The next step after generating the map is to write it to the 3D scene. In this, I used a couple of for loops to look at each pixel and draw a floor tile if the first byte is a not- zero value. I also gave the A-Frame entities an ID with the position on the map. That way it became very easy to find an entity based on its position on the map.

Shaders and Art

To get the game to look the way I wanted I wrote a couple of shaders. Two vertex shaders and a fragment shader. The first vertex shader is pretty simple, it only transforms the vertices to 2D space and calculates the UV coordinates for the sprites. The second vertex shader is slightly more complex. It is used to billboard the sprites. They are rendered that they always face the 3D camera. The fragment shader is used to render the sprites and uses a few tricks.

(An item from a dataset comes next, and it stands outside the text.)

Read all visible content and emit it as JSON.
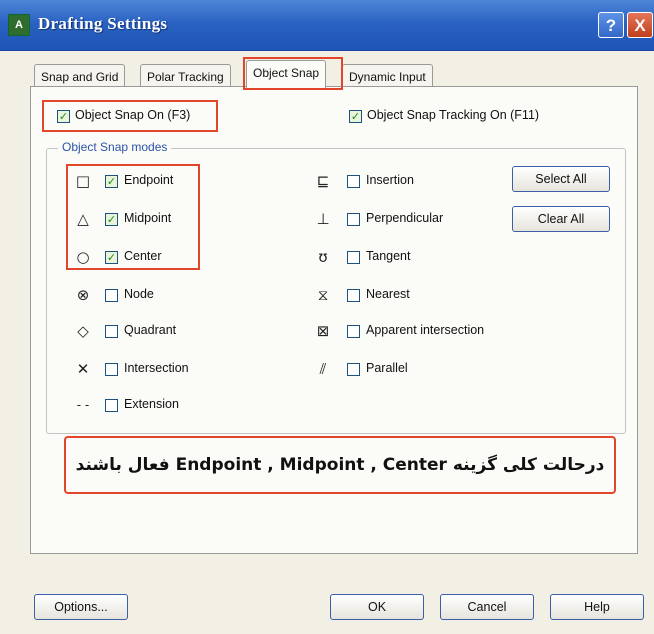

Speaking of sprites. The sprite sheet I used is this:

Note that there are colored floor tiles, mobs or items in there. The shader I wrote is replacing the gray colors of these with a color from a second sprite sheet.

I was planning on creating a lot more ground tiles in different variations. The plan was, for example, to have a grassy biome. This biome would have all kinds of variations of grass tiles. Some all green, some with yellow flowers and some with stone tiles. I even thought of doing animations on lava and water by cycling through a couple of different rows from the palette. But, again, I didn’t have the time to do so.

For creating and testing the shaders I used ShaderTool and FireFox. ShaderTool makes it very easy to write you GLSL code and test it by wiring up the inputs. I used FireFox for fine-tuning and debugging. The GLSL dev tools in FireFox let you modify the shader while running. Very handy.

The biggest issue I ran into while creating the shaders was handling the opacity correctly. I eventually added a parameter as a cutoff value. If the alpha drops below this threshold, the pixel is discarded.

Text

Near the end of the contest, someone mentioned on Slack that the a-text component was downloading a font. Since using external stuff besides the A-Frame library was prohibited, using the a-text component wasn’t allowed as well. I solved this issue by creating a new component that renders a text on a canvas and uses this as a texture on a plane entity. Too bad this took some time to build and caused other items on my todo list to be removed.

Future

You can play the game at JS13KGames or at my GitHub. You can find the source there as well. Since the game isn’t entirely finished I’m thinking of continuing working on it. A few features I’d like to add are a better following camera, more intelligence on the mobs, an inventory for the items and durability on them so they break and better biomes.

Just want to close by thanking Andrzej Mazur and c9bets for having this great jam every year!